There is a couple of things about sparse tables that a lot of people I think are doing slightly wrong (including the popular reference implementation by e-maxx).
First, you don't need to precalculate and store logarithms in an array. In fact, whichever procedure compiler will pick to calculate the logarithm is probably going to be much faster than looking it up somewhere in random access memory. The optimal way would be to use __builtin_clz
("count leading zeroes") which uses a separate instruction available on most modern x86's. This way you need just 2 memory reads instead of 3, so on large arrays this should be ~1.5x faster.

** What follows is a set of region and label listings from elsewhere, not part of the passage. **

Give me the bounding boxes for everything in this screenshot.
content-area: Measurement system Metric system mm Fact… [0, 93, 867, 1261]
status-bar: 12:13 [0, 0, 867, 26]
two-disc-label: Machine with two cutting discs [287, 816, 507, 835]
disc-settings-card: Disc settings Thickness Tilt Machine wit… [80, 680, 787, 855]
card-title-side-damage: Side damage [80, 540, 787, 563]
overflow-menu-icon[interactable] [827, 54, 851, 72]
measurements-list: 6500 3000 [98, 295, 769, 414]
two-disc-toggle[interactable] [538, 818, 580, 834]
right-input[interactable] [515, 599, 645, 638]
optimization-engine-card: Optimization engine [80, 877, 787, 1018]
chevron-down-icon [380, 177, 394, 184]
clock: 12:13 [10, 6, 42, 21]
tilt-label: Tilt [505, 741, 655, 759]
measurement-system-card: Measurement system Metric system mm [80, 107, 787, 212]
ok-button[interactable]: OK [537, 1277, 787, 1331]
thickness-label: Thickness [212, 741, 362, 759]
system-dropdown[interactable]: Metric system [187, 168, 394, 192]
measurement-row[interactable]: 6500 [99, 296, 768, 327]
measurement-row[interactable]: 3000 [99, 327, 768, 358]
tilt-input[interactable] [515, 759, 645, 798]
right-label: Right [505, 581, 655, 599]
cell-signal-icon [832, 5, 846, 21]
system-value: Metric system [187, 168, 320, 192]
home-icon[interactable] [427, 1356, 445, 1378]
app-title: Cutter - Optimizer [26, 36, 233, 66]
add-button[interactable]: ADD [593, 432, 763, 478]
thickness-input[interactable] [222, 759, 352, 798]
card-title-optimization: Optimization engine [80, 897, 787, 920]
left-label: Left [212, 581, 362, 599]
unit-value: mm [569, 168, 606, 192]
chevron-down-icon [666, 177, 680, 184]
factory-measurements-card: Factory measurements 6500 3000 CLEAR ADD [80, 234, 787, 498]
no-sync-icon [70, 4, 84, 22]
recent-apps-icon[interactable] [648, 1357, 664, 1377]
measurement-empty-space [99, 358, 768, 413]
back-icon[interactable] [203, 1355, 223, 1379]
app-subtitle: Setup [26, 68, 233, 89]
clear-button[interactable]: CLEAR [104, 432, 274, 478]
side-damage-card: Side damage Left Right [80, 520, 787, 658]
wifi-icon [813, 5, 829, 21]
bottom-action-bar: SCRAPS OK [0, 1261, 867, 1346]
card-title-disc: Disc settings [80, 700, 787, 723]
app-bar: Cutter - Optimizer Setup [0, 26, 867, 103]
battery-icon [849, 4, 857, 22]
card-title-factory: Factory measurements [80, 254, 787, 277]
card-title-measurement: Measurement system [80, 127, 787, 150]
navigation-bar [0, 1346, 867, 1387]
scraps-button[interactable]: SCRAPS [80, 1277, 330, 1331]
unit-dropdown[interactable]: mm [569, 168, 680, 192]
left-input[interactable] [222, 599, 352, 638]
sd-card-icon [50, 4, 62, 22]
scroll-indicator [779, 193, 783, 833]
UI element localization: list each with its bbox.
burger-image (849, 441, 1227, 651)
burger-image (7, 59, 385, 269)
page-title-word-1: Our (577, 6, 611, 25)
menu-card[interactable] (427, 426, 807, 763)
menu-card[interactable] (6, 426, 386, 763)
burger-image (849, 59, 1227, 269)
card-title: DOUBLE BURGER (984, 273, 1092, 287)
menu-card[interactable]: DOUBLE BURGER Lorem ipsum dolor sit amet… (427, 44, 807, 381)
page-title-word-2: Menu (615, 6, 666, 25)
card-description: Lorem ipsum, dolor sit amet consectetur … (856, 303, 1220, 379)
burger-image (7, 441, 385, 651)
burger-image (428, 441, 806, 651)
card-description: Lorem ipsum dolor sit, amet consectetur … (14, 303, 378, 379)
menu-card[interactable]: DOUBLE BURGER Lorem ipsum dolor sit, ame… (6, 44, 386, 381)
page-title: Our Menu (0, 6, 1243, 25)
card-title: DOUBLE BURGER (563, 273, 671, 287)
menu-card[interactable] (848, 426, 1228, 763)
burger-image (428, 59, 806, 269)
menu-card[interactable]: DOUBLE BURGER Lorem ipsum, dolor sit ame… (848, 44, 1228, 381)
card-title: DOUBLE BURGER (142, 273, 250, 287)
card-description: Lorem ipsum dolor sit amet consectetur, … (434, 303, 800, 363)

Second, memory layout and the order you iterate it matters when you're building the sparse table. There is a total of $$$2 \times 2 = 4$$$ ways to do it, and only one of them results in beautiful linear passes that work 1.5-2x faster.
It's easier to implement too:
int a[maxn], mn[logn][maxn];
int rmq(int l, int r) { // [l; r)
int t = __lg(r - l);
return min(mn[t][l], mn[t][r - (1 << t)]);
}
// somewhere in main:
memcpy(mn[0], a, sizeof a);
for (int l = 0; l < logn - 1; l++)
for (int i = 0; i + (2 << l) <= n; i++)
mn[l+1][i] = min(mn[l][i], mn[l][i + (1 << l)]);
Implementation was updated (tnx jef and plainstop):
original query implementationint lg(int x) {
return 31 - __builtin_clz(x);
}
int rmq(int l, int r) { // [l; r)
int t = lg(r - l);
return min(mn[l][t], mn[r - (1 << t)][t]);
Also, it's interesting that the last loop is not getting auto-vectorized by the compiler (because std::min
is probably something overly complex), and replacing it with simple (x < y ? x : y)
gets total speed up to ~3x if you include avx2, but I personally wouldn't do this because it looks cumbersome:
int x = mn[l][i];
int y = mn[l][i + (1 << l)];
mn[l+1][i] = (x < y ? x : y);
(Testing performed on my laptop; didn't run it on CF or other online judges.)